Piper considera, então, que a fé e o arrependimento não são dons de Deus comprados por sangue para pecadores específicos, mas são atos de alguns pecadores que tornaram o sangue funcional para eles.
4 — Eleição Incondicional
Por fim, citando mais um dos três atos que partem de Deus para nos levar a uma nova situação, entendemos a questão da graça, de fato, com a eleição incondicional. Agora não sobra nenhuma possibilidade de interpretação de que pelo fato de a fé ser uma condição para a salvação, isso deve partir do homem. Não, não se trata de uma simples decisão.
O autor esclarece que a fé não é condição para a eleição. Trata-se do exato oposto. A eleição é uma condição para a fé. Por ter nos escolhido desde a fundação do mundo, Deus comprou nossa redenção na cruz, deu-nos vida espiritual pela graça irresistível e nos trouxe à fé.
Em Atos 13:48 os gentios respondem à pregação em Antioquia da seguinte forma: “Os gentios, ouvindo isto, regozijavam-se e glorificavam a palavra do Senhor, e creram todos aqueles que haviam sido destinados para a vida eterna”.

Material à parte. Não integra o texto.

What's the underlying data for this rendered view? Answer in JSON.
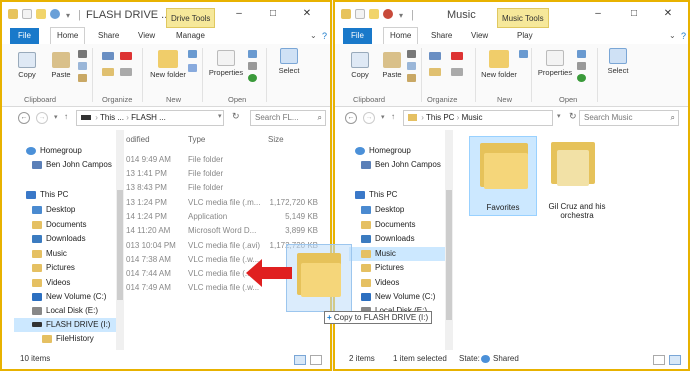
{
  "left": {
    "title": "FLASH DRIVE ...",
    "context_tab": "Drive Tools",
    "tabs": [
      "File",
      "Home",
      "Share",
      "View",
      "Manage"
    ],
    "ribbon": {
      "copy": "Copy",
      "paste": "Paste",
      "new_folder": "New folder",
      "properties": "Properties",
      "select": "Select",
      "groups": [
        "Clipboard",
        "Organize",
        "New",
        "Open"
      ]
    },
    "address": {
      "seg1": "This ...",
      "seg2": "FLASH ...",
      "search_placeholder": "Search FL..."
    },
    "nav": [
      "Homegroup",
      "Ben John Campos",
      "This PC",
      "Desktop",
      "Documents",
      "Downloads",
      "Music",
      "Pictures",
      "Videos",
      "New Volume (C:)",
      "Local Disk (E:)",
      "FLASH DRIVE (I:)",
      "FileHistory"
    ],
    "headers": {
      "modified": "odified",
      "type": "Type",
      "size": "Size"
    },
    "rows": [
      {
        "date": "014 9:49 AM",
        "type": "File folder",
        "size": ""
      },
      {
        "date": "13 1:41 PM",
        "type": "File folder",
        "size": ""
      },
      {
        "date": "13 8:43 PM",
        "type": "File folder",
        "size": ""
      },
      {
        "date": "13 1:24 PM",
        "type": "VLC media file (.m...",
        "size": "1,172,720 KB"
      },
      {
        "date": "14 1:24 PM",
        "type": "Application",
        "size": "5,149 KB"
      },
      {
        "date": "14 11:20 AM",
        "type": "Microsoft Word D...",
        "size": "3,899 KB"
      },
      {
        "date": "013 10:04 PM",
        "type": "VLC media file (.avi)",
        "size": "1,172,720 KB"
      },
      {
        "date": "014 7:38 AM",
        "type": "VLC media file (.w...",
        "size": "84,8"
      },
      {
        "date": "014 7:44 AM",
        "type": "VLC media file (...",
        "size": ""
      },
      {
        "date": "014 7:49 AM",
        "type": "VLC media file (.w...",
        "size": "131,9"
      }
    ],
    "status": "10 items"
  },
  "right": {
    "title": "Music",
    "context_tab": "Music Tools",
    "tabs": [
      "File",
      "Home",
      "Share",
      "View",
      "Play"
    ],
    "ribbon": {
      "copy": "Copy",
      "paste": "Paste",
      "new_folder": "New folder",
      "properties": "Properties",
      "select": "Select",
      "groups": [
        "Clipboard",
        "Organize",
        "New",
        "Open"
      ]
    },
    "address": {
      "seg1": "This PC",
      "seg2": "Music",
      "search_placeholder": "Search Music"
    },
    "nav": [
      "Homegroup",
      "Ben John Campos",
      "This PC",
      "Desktop",
      "Documents",
      "Downloads",
      "Music",
      "Pictures",
      "Videos",
      "New Volume (C:)",
      "Local Disk (E:)"
    ],
    "folders": [
      {
        "name": "Favorites"
      },
      {
        "name": "Gil Cruz and his orchestra"
      }
    ],
    "status": {
      "count": "2 items",
      "selected": "1 item selected",
      "state_label": "State:",
      "state_value": "Shared"
    }
  },
  "drag": {
    "tooltip": "Copy to FLASH DRIVE (I:)"
  },
  "colors": {
    "file_tab": "#1979ca",
    "context_tab": "#f6e89a",
    "window_border": "#e8b200",
    "arrow": "#e02020",
    "selection": "#cce8ff"
  }
}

O mesmo quando Jesus diz aos judeus que não creram por que não são das suas ovelhas. Ele não diz que não são das suas ovelhas por que não creram. Romanos 8:28–33 deixa tudo bastante claro, sendo o texto mais importante sobre a predestinação, onde afirma que os conhecidos de antemão são predestinados; os predestinados são chamados; os chamados são justificados e os justificados são glorificados. Ninguém desse grupo deverá se perder.
5 — Perseverança dos Santos
Agora sim, tendo Deus agido por sua graça, sem possuirmos nós qualquer mérito no processo, entramos em uma nova situação: a perseverança dos santos.

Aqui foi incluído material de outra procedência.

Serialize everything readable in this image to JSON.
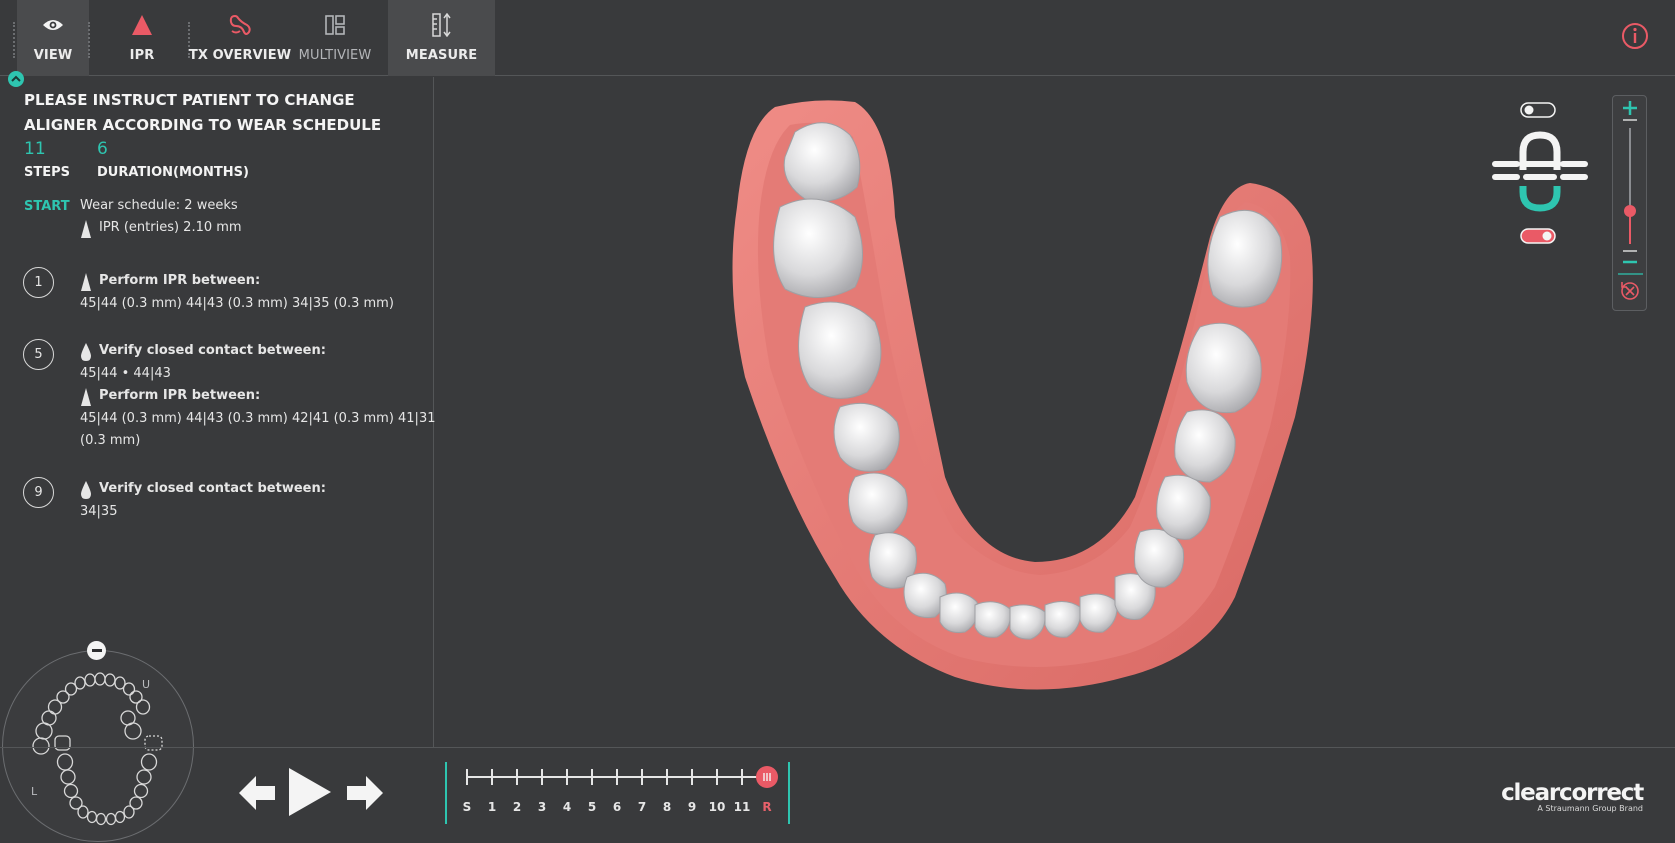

Em termos gerais, refere-se ao processo de santificação. Esse sim, processo do qual somos mais atuantes, não apenas recebedores como em todos os pontos anteriores. É necessário perseverar em uma vida de santificação. Jesus diz em Marcos 13:13 que “aquele, porém, que perseverar até ao fim, esse será salvo”.

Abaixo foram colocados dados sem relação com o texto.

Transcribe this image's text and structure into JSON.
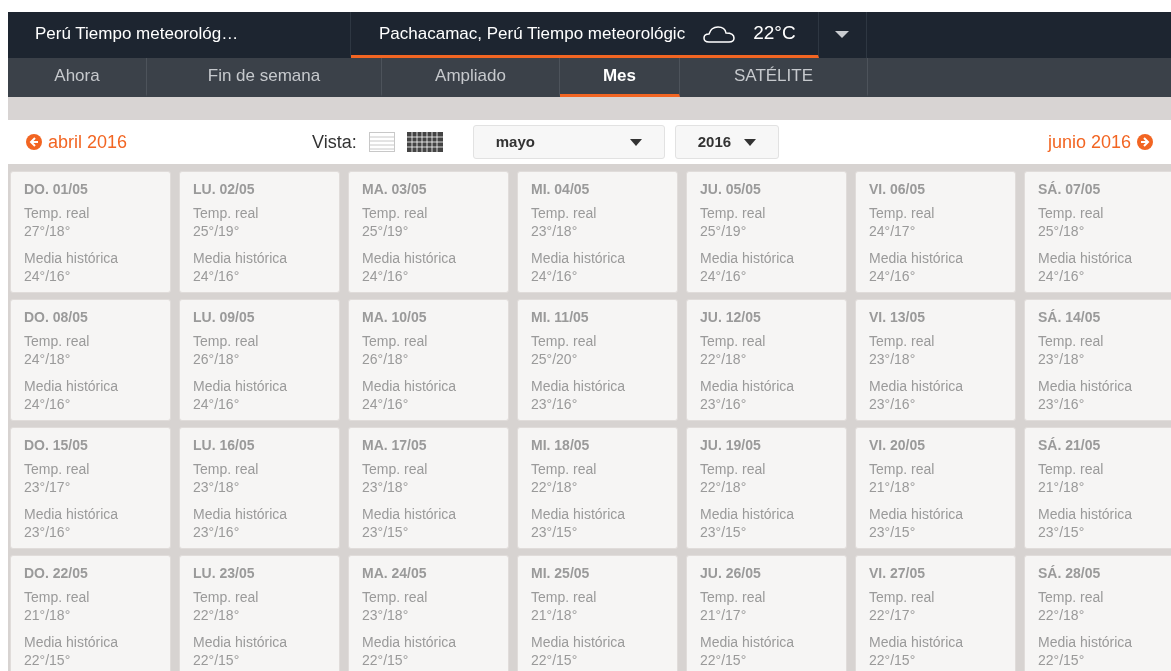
{
  "location_tabs": [
    {
      "label": "Perú Tiempo meteorológ…",
      "selected": false
    },
    {
      "label": "Pachacamac, Perú Tiempo meteorológic",
      "selected": true,
      "temperature": "22°C"
    }
  ],
  "nav_tabs": [
    {
      "label": "Ahora",
      "selected": false
    },
    {
      "label": "Fin de semana",
      "selected": false
    },
    {
      "label": "Ampliado",
      "selected": false
    },
    {
      "label": "Mes",
      "selected": true
    },
    {
      "label": "SATÉLITE",
      "selected": false
    }
  ],
  "toolbar": {
    "previous": "abril 2016",
    "view_label": "Vista:",
    "views": [
      {
        "kind": "list",
        "selected": false
      },
      {
        "kind": "grid",
        "selected": true
      }
    ],
    "month": "mayo",
    "year": "2016",
    "next": "junio 2016"
  },
  "weeks": [
    [
      {
        "day": "DO. 01/05",
        "real_label": "Temp. real",
        "real": "27°/18°",
        "avg_label": "Media histórica",
        "avg": "24°/16°"
      },
      {
        "day": "LU. 02/05",
        "real_label": "Temp. real",
        "real": "25°/19°",
        "avg_label": "Media histórica",
        "avg": "24°/16°"
      },
      {
        "day": "MA. 03/05",
        "real_label": "Temp. real",
        "real": "25°/19°",
        "avg_label": "Media histórica",
        "avg": "24°/16°"
      },
      {
        "day": "MI. 04/05",
        "real_label": "Temp. real",
        "real": "23°/18°",
        "avg_label": "Media histórica",
        "avg": "24°/16°"
      },
      {
        "day": "JU. 05/05",
        "real_label": "Temp. real",
        "real": "25°/19°",
        "avg_label": "Media histórica",
        "avg": "24°/16°"
      },
      {
        "day": "VI. 06/05",
        "real_label": "Temp. real",
        "real": "24°/17°",
        "avg_label": "Media histórica",
        "avg": "24°/16°"
      },
      {
        "day": "SÁ. 07/05",
        "real_label": "Temp. real",
        "real": "25°/18°",
        "avg_label": "Media histórica",
        "avg": "24°/16°"
      }
    ],
    [
      {
        "day": "DO. 08/05",
        "real_label": "Temp. real",
        "real": "24°/18°",
        "avg_label": "Media histórica",
        "avg": "24°/16°"
      },
      {
        "day": "LU. 09/05",
        "real_label": "Temp. real",
        "real": "26°/18°",
        "avg_label": "Media histórica",
        "avg": "24°/16°"
      },
      {
        "day": "MA. 10/05",
        "real_label": "Temp. real",
        "real": "26°/18°",
        "avg_label": "Media histórica",
        "avg": "24°/16°"
      },
      {
        "day": "MI. 11/05",
        "real_label": "Temp. real",
        "real": "25°/20°",
        "avg_label": "Media histórica",
        "avg": "23°/16°"
      },
      {
        "day": "JU. 12/05",
        "real_label": "Temp. real",
        "real": "22°/18°",
        "avg_label": "Media histórica",
        "avg": "23°/16°"
      },
      {
        "day": "VI. 13/05",
        "real_label": "Temp. real",
        "real": "23°/18°",
        "avg_label": "Media histórica",
        "avg": "23°/16°"
      },
      {
        "day": "SÁ. 14/05",
        "real_label": "Temp. real",
        "real": "23°/18°",
        "avg_label": "Media histórica",
        "avg": "23°/16°"
      }
    ],
    [
      {
        "day": "DO. 15/05",
        "real_label": "Temp. real",
        "real": "23°/17°",
        "avg_label": "Media histórica",
        "avg": "23°/16°"
      },
      {
        "day": "LU. 16/05",
        "real_label": "Temp. real",
        "real": "23°/18°",
        "avg_label": "Media histórica",
        "avg": "23°/16°"
      },
      {
        "day": "MA. 17/05",
        "real_label": "Temp. real",
        "real": "23°/18°",
        "avg_label": "Media histórica",
        "avg": "23°/15°"
      },
      {
        "day": "MI. 18/05",
        "real_label": "Temp. real",
        "real": "22°/18°",
        "avg_label": "Media histórica",
        "avg": "23°/15°"
      },
      {
        "day": "JU. 19/05",
        "real_label": "Temp. real",
        "real": "22°/18°",
        "avg_label": "Media histórica",
        "avg": "23°/15°"
      },
      {
        "day": "VI. 20/05",
        "real_label": "Temp. real",
        "real": "21°/18°",
        "avg_label": "Media histórica",
        "avg": "23°/15°"
      },
      {
        "day": "SÁ. 21/05",
        "real_label": "Temp. real",
        "real": "21°/18°",
        "avg_label": "Media histórica",
        "avg": "23°/15°"
      }
    ],
    [
      {
        "day": "DO. 22/05",
        "real_label": "Temp. real",
        "real": "21°/18°",
        "avg_label": "Media histórica",
        "avg": "22°/15°"
      },
      {
        "day": "LU. 23/05",
        "real_label": "Temp. real",
        "real": "22°/18°",
        "avg_label": "Media histórica",
        "avg": "22°/15°"
      },
      {
        "day": "MA. 24/05",
        "real_label": "Temp. real",
        "real": "23°/18°",
        "avg_label": "Media histórica",
        "avg": "22°/15°"
      },
      {
        "day": "MI. 25/05",
        "real_label": "Temp. real",
        "real": "21°/18°",
        "avg_label": "Media histórica",
        "avg": "22°/15°"
      },
      {
        "day": "JU. 26/05",
        "real_label": "Temp. real",
        "real": "21°/17°",
        "avg_label": "Media histórica",
        "avg": "22°/15°"
      },
      {
        "day": "VI. 27/05",
        "real_label": "Temp. real",
        "real": "22°/17°",
        "avg_label": "Media histórica",
        "avg": "22°/15°"
      },
      {
        "day": "SÁ. 28/05",
        "real_label": "Temp. real",
        "real": "22°/18°",
        "avg_label": "Media histórica",
        "avg": "22°/15°"
      }
    ]
  ]
}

Claro que não significa que nos tornamos imediatamente perfeitos após a compreensão dos atos anteriores e que, ao entrarmos na perseverança dos santos, jamais falharemos novamente. Quer dizer que devemos continuar buscando a santificação, mesmo que casualmente venhamos a falhar.
O fato é que muitos falham, desviam-se e não voltam. Esse não é o resultado de uma fé genuína. No caso da fé verdadeira, de um eleito por Deus que foi justificado pelo sangue de Cristo e atraído pela graça irresistível do Espírito Santo, as falhas não serão um ponto final, mas apenas um desvio em uma rota na qual ele continuará seguindo firmemente, buscando não sair novamente de seu rumo.
Piper considera que a fé não é como uma vacinação, que é dada uma vez e nos mantém seguros para o resto da vida (exemplo esse que já não cabe, uma vez que hoje as vacinas exigem doses extras), mas uma terapia acompanhada durante toda a vida, onde muitas vezes falharemos. Mas Deus, que é o terapeuta, estará pronto a nos ajudar a recuperar nosso estado de santificação e perseverarmos em nossa fé.
Ou seja, até a parte do processo que nos cabe só é possível por que somos guiados, auxiliados e, quando caímos, até levantados por Deus. O mérito nunca é nosso.
_______________________
Cinco Pontos, de John Piper, é um ótimo livro não apenas para que se entenda as doutrinas, mas principalmente para que se possa refletir sobre a ação graciosa de Deus em nossas vidas tão necessitadas de sua misericórdia. Ter conhecimento de nossa real condição perante Deus e saber que ainda assim ele age de forma que nos beneficia imerecidamente, certamente nos leva a um entendimento sincero sobre a salvação e deve resultar em uma vida mais piedosa.